Di bawah ini ayat Al-Quran yang berkenaan dengan masalah pendidikan yaitu :
واذ قال لقمان لابنه وهو يعظه يبني لا تشرك
بالله ان الشرك لظلم عظيم. ( لقمان : 13)
Artinya : Dan
(ingatlah) ketika Luqman berkata kepada anaknya, di waktu ia memberi pelajaran
kepadanya : “Hai anakku, janganlah kamu mempersekutukan Allah, sesungguhnya
mempersekutukan (Allah) adalah benar-benar kezaliman yang besar. (Q.S. Luqman :
13)[8]
Dalam ayat lain disebutkan bahwa pendidikan agama merupakan salah satu
tugas penting bagi orang yang beriman untuk menjaga, memelihara, atau mendidik,
baik kepada dirinya sendiri, kepada keluarganya dan juga kepada masyarakat.
Ayat tersebut berbunyi :
ياايها الذ ين امنوا قوا انفسكم واهليكم نارا…… (التحر يم :
6)
Artinya : Hai
orang-orang yang beriman, peliharalah dirimu dan keluargamu dari siksaan api
neraka. (QS. At-Tahrim : 6).[9]
Ayat tersebut memerintahkan kepada orang-orang yang beriman, pemimpin keluarga
(orang tua), untuk memelihara atau menjaga anaknya, keluarganya dari siksaan
api neraka. Salah satu usaha untuk menghindarkan diri dan keluarganya dari
siksaan api neraka adalah melalui pendidikan agama Islam. Dengan pendidikan
agama Islam diharapkan anak beserta keluarga dapat memahami, meyakini, dan
melaksanakan agama Islam. Dengan usaha tersebut pula, maka diri dan keluarganya
akan terhindar dari siksaan api neraka.
Dari beberapa keterangan ayat di atas, maka dapat disimpulkan bahwa
Al-Qur’an tidak hanya sebagai dasar dalam pendidikan agama Islam, tetapi juga
merupakan sumber ajaran dalam rangka Pendidikan Agama Islam (PAI).
2)
Al-Hadis
Al-Hadis merupakan sumber ajaran kedua sesudah Al-Qur’an yang berisi
petunjuk (pedoman) untuk kemashlahatan hidup manusia dalam segala aspeknya,
untuk membina umat menjadi manusia seutuhnya atau muslim yang bertaqwa. Hadis
yang menerangkan tentang hal-hal yang berkaitan dengan pendidikan agama Islam,
yang meliputi hal-ihkwal menuntut ilmu, belajar, mengajar, mendidik manusia
ialah sangat penting. Beberapa Hadis yang terkait dengan hal-ikhwal di atas
yaitu tentang pentingnya pendidikan agama Islam, meski pada dasarnya manusia
dilahirkan ke dunia telah dibekali fitrah adalah sebagai berikut :
كل مولود يولد على الفطرة فابواه يهودانه
او ينصرانه او يمجسانه (رواه البخارى ومسلم) [10]
Artinya : Setiap anak
dilahirkan dalam keadaan fitrah, maka kedua orang tuanyalah yang menjadikan
anak tersebut menjadi Yahudi, Nasrani, atau Majusi. (HR. Bukhari dan Muslim)

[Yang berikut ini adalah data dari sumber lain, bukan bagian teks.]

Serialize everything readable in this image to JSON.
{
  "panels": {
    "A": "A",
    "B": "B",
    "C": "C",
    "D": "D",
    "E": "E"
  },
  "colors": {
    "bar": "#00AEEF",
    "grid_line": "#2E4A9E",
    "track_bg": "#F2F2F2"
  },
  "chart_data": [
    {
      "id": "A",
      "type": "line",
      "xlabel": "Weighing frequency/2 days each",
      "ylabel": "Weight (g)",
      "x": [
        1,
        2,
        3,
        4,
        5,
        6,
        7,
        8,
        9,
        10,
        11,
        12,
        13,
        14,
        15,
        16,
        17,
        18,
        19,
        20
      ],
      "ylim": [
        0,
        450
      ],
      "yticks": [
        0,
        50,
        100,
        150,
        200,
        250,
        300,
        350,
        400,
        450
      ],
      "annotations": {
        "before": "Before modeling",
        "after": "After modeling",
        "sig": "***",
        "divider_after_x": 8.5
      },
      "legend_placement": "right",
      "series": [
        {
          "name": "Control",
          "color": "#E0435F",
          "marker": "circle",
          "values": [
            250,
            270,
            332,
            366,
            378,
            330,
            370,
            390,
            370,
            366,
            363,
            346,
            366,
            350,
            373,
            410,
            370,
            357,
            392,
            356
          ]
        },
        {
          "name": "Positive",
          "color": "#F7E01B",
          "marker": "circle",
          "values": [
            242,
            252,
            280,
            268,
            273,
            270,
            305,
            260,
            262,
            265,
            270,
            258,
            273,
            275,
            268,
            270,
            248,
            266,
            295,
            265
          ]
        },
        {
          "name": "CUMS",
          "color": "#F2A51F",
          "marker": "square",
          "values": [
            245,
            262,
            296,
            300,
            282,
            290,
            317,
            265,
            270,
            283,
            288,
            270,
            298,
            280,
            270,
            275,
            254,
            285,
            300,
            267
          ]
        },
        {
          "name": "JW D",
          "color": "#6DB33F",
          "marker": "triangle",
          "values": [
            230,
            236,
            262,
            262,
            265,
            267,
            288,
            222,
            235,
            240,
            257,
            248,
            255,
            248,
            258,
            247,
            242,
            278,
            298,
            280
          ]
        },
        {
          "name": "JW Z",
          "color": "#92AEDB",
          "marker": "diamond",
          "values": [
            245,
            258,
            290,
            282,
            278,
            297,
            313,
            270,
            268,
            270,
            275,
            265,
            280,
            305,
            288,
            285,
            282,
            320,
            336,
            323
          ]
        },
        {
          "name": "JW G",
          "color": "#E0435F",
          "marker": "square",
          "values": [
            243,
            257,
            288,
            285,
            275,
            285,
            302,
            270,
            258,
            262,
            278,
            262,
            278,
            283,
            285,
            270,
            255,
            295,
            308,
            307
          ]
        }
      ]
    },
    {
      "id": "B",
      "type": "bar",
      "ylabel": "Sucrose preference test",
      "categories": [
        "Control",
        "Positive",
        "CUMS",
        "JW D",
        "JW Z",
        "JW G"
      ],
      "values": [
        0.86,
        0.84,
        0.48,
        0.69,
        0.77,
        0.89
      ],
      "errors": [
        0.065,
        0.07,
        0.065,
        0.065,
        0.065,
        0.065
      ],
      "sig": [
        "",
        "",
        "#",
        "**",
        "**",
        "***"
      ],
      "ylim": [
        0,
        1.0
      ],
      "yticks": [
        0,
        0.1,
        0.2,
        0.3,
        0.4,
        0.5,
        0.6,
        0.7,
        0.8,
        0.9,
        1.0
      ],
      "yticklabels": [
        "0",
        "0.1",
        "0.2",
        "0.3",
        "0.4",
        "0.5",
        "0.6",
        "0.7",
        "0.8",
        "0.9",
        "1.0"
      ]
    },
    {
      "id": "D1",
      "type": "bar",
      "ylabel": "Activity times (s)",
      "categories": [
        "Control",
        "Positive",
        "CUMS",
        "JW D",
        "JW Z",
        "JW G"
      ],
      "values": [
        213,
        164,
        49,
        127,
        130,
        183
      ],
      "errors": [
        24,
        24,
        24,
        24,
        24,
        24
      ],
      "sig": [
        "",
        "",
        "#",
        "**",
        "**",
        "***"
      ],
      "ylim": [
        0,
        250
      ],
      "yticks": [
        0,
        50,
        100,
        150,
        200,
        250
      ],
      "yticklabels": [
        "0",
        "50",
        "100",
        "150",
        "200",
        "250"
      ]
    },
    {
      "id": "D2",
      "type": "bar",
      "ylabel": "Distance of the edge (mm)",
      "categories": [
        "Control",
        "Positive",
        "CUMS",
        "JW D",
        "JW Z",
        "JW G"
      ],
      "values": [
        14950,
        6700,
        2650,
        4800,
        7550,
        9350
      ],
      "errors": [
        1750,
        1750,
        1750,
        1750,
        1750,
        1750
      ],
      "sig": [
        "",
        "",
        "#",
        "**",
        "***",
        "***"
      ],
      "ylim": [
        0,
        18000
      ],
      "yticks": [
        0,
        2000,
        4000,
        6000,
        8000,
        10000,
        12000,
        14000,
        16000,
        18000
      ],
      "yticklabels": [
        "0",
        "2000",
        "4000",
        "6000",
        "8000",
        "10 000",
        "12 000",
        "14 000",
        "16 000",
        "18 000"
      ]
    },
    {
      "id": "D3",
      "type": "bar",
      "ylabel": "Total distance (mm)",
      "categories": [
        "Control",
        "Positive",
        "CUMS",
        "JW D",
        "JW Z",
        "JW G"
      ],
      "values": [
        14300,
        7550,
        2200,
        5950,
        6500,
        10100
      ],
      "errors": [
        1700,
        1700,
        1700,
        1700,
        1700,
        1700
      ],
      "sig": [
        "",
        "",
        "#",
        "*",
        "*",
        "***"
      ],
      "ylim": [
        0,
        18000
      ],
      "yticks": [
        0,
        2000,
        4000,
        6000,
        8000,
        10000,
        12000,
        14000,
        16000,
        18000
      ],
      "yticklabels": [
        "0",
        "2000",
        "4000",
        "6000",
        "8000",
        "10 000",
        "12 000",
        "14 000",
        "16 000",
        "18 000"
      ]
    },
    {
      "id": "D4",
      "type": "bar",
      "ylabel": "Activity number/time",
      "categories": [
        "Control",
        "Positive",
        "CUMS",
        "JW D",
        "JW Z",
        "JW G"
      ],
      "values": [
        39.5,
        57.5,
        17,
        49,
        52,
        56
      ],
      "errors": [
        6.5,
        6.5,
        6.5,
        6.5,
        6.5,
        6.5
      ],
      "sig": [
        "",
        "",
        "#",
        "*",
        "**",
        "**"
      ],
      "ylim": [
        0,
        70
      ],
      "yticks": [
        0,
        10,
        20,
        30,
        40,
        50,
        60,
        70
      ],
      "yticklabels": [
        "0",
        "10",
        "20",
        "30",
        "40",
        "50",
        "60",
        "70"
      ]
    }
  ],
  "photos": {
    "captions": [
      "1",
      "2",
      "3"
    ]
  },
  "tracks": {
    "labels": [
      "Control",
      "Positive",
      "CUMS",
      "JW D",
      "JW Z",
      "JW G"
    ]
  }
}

Hadis lain yang menerangkan masalah pendidikan agama Islam,
diantaranya adalah kewajiban orang tua untuk memerintah kepada anaknya agar
mengerjakan sholat. Hadis tersebut berbunyi :
مروا اولادكم بالصلاة وهم ابناء بسبع سنين
واضربوهم عليها وهم ابناء عشر سنين. (رواه ابو داود) [11]
Artinya : Perintahlah kepada anak-anakmu untuk mengerjakan sholat
ketika telah berusia 7 (tujuh) tahun, dan pukulah mereka (apabila
meninggalkannya) ketika berusia 10 (sepuluh) tahun. (HR. Abu Dawud).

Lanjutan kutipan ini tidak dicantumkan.